DOHA: The ambitious new quadrennial Rubaiya Qatar opens this November across the country and its capital Doha, and its headline exhibition, “Unruly Waters,” promises to be a major intervention in contemporary curation.

The show has four curators: Tom Eccles (executive director, Center for Curatorial Studies and the Hessel Museum of Art, Bard College); Ruba Katrib (chief curator and director of curatorial affairs, MoMA PS1); Mark Rappolt (editor-in-chief of ArtReview and ArtReview Asia); and Shabbir Hussain Mustafa (chief curator, Singapore Art Museum),

It features more than 50 artists and includes over 20 new commissions produced for the project.

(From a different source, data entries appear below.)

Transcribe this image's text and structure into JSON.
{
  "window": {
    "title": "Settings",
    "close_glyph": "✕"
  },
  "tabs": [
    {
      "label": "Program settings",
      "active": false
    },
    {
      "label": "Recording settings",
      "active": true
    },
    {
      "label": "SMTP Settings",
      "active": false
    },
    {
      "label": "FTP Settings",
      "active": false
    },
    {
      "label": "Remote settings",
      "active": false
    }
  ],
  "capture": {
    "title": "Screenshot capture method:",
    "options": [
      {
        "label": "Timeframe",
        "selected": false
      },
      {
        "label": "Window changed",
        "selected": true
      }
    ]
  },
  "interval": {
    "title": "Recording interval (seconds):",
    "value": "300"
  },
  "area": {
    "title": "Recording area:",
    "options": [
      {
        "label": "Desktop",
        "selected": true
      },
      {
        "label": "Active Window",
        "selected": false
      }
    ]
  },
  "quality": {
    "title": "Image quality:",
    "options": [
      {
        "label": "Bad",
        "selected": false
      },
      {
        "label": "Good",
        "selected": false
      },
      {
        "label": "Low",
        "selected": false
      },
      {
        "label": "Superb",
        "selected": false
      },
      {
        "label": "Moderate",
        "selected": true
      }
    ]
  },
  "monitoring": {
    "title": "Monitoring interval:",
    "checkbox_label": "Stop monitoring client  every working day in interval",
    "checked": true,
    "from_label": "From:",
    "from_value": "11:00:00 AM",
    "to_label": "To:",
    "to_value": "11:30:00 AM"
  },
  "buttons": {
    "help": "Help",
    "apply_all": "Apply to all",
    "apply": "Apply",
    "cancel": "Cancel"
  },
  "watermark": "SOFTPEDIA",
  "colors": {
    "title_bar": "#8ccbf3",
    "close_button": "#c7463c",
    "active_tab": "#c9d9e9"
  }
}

The show offers both a literal and metaphorical examination of water.

“Water is a kind of foil to talk about something else,” said Eccles at a briefing panel held alongside Art Basel Qatar last week, signaling a show that will use seas, currents and maritime histories to open conversations about trade, migration, ecology and cultural exchange.

The curators’ research was sparked, in part, by a maritime find now in Qatar’s collections: a shipwreck off the coast of Sumatra that yielded tens of thousands of objects and traced routes across the historic Maritime Silk Road.

Eccles said the material “gave us the world to think” beyond conventional regional frames and to reconfigure how an exhibition might map connections from the Gulf eastwards to south and southeast Asia.

The exhibition’s scale is matched by its ambition. “More than half of the show will be commissioned,” said Katrib, underlining the quadrennial’s commitment to new production and artworks conceived in dialogue with Doha’s audiences and sites.

Katrib emphasizes the show’s intergenerational and geographically wide-ranging cast of artists.

And the curators’ intent to foreground histories of trade — cups, pots and the everyday objects that circulated across oceanic networks — alongside more speculative practices addressing climate, migration and contingency.

Rappolt pointed out that “Unruly Waters” “is very much built on the work that our colleagues have done over several years in building infrastructures and networks.”

The curators have drawn on environmental history and scholarship — inviting contributions from historians and hosting academic exchanges — so that the exhibition functions as a platform for knowledge production, and dialogue.

Mustafa spoke about the plural, polyvocal structure of the show. The project maps multiple regions at once. “We have the Arab worlds. We have the Indian ocean worlds. We have Africa, we have Southeast Asia.”

And these zones will sit “alongside each other, not necessarily in agreement, but most certainly in a state of complexity.”